Sarah SimmsLe Cordon Bleu

Day 83

Sarah SimmsLe Cordon Bleu
We had our first Baking and Pastry exam today : make 6 peanut butter cookies and 6 biscuits. Extra Credit Challenge:  create the best apple muffin you can come up with and the winner [of the class] gets bonus points.  I do fancy a good challenge.  I used butter (versus shortening) and buttermilk (versus milk) for the biscuits and they tasted amazing but turned out a bit more rustic than Chef Mah would have liked.  Although personally, I prefer them to be rustic versus over-mixed and too smooth-looking. 

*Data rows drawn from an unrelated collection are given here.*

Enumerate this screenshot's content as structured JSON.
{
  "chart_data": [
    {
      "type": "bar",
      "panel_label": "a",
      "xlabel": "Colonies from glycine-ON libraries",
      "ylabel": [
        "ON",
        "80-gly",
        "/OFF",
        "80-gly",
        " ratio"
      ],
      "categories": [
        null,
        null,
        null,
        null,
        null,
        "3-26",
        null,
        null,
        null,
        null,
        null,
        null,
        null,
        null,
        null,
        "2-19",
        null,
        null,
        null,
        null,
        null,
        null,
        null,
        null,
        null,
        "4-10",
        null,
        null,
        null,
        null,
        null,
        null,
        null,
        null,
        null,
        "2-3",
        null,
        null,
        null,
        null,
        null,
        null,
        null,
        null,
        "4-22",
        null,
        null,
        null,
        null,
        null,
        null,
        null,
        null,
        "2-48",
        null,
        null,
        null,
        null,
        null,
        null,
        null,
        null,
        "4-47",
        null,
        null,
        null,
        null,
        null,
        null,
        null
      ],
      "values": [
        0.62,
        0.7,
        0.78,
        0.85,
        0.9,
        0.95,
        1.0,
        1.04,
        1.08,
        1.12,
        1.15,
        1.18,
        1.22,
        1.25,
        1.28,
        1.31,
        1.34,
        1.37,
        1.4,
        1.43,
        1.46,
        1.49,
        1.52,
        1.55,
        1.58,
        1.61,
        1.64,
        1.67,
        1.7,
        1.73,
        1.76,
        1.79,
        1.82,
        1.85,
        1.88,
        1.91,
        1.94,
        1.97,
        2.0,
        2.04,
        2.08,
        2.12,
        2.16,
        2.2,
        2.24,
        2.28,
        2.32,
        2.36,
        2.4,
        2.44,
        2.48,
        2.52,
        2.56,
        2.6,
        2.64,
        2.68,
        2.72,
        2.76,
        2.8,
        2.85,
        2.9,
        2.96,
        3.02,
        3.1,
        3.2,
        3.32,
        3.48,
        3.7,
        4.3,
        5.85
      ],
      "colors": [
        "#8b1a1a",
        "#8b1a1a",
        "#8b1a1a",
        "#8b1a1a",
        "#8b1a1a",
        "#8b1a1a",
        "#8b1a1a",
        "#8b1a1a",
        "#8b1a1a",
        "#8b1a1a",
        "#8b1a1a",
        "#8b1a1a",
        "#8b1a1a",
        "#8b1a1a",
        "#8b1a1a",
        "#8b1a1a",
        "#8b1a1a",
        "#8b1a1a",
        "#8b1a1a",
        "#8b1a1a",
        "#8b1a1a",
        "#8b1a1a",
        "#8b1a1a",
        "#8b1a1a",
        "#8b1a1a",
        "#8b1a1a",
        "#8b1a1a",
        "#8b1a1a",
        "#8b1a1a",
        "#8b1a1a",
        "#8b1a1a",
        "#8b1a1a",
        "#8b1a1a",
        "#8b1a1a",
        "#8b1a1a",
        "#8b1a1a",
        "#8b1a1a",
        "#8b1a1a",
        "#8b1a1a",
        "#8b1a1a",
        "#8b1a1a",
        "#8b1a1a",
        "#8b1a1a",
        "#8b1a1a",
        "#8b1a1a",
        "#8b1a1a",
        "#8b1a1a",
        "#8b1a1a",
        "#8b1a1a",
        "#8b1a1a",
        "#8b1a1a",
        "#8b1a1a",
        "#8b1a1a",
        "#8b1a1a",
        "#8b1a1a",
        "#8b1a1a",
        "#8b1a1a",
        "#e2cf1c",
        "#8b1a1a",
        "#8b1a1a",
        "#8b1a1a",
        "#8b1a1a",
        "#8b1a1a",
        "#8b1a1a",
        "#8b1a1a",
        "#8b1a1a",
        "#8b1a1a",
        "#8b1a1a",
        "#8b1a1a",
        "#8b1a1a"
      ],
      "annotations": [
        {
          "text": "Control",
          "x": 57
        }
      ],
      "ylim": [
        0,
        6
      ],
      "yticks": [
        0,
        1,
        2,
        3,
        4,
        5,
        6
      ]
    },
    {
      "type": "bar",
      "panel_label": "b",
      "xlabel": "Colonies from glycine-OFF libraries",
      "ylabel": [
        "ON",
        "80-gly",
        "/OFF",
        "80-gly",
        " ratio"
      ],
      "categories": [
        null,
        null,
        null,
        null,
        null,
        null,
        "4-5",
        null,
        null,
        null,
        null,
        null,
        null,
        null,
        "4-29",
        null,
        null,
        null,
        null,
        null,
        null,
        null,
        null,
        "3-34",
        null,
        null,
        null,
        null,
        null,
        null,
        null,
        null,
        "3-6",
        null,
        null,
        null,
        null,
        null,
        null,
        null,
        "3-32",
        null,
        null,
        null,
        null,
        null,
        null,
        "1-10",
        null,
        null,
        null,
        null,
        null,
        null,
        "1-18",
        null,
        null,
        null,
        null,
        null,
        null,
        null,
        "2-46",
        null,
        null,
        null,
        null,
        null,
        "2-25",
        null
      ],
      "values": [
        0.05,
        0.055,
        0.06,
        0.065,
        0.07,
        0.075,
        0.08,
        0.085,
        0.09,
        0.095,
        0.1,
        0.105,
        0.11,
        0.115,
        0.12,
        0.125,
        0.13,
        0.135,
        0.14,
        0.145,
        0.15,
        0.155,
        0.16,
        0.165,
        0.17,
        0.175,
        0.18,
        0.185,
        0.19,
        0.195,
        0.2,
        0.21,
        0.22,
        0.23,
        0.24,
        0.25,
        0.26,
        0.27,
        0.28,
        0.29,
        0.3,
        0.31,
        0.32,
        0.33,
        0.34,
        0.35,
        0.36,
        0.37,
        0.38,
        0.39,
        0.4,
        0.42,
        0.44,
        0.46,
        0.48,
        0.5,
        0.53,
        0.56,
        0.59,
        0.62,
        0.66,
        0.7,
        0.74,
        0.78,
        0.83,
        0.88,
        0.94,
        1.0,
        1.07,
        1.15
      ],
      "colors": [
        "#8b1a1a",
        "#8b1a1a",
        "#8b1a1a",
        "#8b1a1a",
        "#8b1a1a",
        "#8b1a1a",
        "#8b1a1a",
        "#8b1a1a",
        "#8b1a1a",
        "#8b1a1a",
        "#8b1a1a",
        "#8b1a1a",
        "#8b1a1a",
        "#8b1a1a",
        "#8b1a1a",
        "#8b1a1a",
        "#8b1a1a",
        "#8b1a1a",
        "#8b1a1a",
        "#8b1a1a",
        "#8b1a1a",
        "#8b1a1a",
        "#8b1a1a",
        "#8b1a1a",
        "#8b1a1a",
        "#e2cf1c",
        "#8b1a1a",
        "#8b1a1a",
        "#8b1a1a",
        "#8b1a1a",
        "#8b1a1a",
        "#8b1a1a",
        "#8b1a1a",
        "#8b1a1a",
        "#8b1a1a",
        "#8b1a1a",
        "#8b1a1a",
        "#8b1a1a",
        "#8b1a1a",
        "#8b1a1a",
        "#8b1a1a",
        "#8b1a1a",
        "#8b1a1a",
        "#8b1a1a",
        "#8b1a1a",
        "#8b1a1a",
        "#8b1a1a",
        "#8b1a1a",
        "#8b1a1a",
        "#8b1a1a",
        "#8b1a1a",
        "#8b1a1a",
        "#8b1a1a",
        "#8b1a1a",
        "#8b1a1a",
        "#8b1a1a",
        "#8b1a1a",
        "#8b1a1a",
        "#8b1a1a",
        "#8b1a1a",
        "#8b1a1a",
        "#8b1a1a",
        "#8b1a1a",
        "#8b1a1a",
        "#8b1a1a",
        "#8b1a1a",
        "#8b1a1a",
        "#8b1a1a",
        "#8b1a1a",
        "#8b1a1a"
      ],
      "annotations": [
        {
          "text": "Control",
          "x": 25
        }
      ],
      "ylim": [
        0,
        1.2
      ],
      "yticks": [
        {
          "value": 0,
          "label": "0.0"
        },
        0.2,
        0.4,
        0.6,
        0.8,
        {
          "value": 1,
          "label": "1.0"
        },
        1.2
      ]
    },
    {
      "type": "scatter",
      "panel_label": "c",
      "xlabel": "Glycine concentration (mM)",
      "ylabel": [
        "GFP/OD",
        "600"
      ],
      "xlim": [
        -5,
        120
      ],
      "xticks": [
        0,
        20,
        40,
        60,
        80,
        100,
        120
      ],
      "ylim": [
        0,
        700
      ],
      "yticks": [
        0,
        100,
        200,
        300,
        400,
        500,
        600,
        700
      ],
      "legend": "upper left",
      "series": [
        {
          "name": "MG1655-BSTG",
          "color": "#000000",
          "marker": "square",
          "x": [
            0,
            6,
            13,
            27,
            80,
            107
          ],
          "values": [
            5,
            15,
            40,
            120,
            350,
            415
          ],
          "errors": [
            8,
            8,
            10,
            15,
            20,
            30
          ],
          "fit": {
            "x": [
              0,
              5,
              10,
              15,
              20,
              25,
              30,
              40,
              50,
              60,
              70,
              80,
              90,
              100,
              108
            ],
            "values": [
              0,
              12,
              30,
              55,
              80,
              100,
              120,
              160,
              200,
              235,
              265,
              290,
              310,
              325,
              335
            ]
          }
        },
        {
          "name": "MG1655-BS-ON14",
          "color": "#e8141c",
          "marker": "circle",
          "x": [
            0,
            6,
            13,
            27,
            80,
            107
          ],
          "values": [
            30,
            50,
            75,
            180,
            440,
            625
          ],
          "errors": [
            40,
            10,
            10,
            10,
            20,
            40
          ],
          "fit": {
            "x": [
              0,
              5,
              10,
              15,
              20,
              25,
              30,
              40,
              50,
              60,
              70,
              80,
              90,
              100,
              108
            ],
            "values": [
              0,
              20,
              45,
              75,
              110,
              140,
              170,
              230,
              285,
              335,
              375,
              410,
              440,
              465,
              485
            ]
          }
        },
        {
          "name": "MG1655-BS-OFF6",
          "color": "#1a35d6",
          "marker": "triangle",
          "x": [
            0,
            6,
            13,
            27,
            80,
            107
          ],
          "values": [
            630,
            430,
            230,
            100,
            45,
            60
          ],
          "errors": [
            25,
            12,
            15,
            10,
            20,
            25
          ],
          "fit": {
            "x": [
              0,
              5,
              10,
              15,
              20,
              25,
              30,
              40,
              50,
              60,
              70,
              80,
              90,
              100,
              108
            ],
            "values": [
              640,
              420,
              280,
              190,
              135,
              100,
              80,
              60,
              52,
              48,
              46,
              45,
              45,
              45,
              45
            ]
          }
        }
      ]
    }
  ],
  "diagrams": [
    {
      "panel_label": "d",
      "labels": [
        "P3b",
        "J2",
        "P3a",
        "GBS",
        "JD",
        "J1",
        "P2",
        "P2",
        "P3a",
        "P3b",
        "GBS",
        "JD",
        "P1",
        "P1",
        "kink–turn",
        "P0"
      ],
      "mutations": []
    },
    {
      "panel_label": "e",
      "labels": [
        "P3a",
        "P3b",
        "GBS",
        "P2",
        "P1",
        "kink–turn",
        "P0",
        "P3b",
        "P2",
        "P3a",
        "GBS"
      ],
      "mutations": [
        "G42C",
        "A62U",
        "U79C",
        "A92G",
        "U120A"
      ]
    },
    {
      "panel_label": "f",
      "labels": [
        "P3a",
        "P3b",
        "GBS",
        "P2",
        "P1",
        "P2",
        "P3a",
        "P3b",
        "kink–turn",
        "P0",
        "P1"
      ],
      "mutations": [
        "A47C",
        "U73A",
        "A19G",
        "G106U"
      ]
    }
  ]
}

The key to the peanut butter cookies is to not over-cream your batter - when you've got the ingredients in your stand mixer you don't want to incorporate too much air or else the criss-cross marks won't hold when you bake them and you've got to have marks on your peanut butter cookies!




I made my apple cinnamon muffins with granny smith apples that I cooked down in butter and brown sugar before adding them into my batter. I also added gruyere cheese and rosemary to a few of them. I loved the Apple Gruyere Rosemary Muffin - it was super savory, the perfect dinner muffin, really. Who ever said that muffins had to be breakfast items....right?




I also made croissant dough that I will utilize tomorrow. Croissants are made of a leavened variant of puff pastry - the yeast dough is layered with butter and folded several times in a technique called laminating. 



Making croissant dough made me think of that scene in It's Complicated where Meryl Streep and Steve Martin sneak into her Bakery in the middle of the night and make copious amounts of Chocolate croissants....love love love it. 


Oh ....and guess who won the extra bonus points for making the best muffins?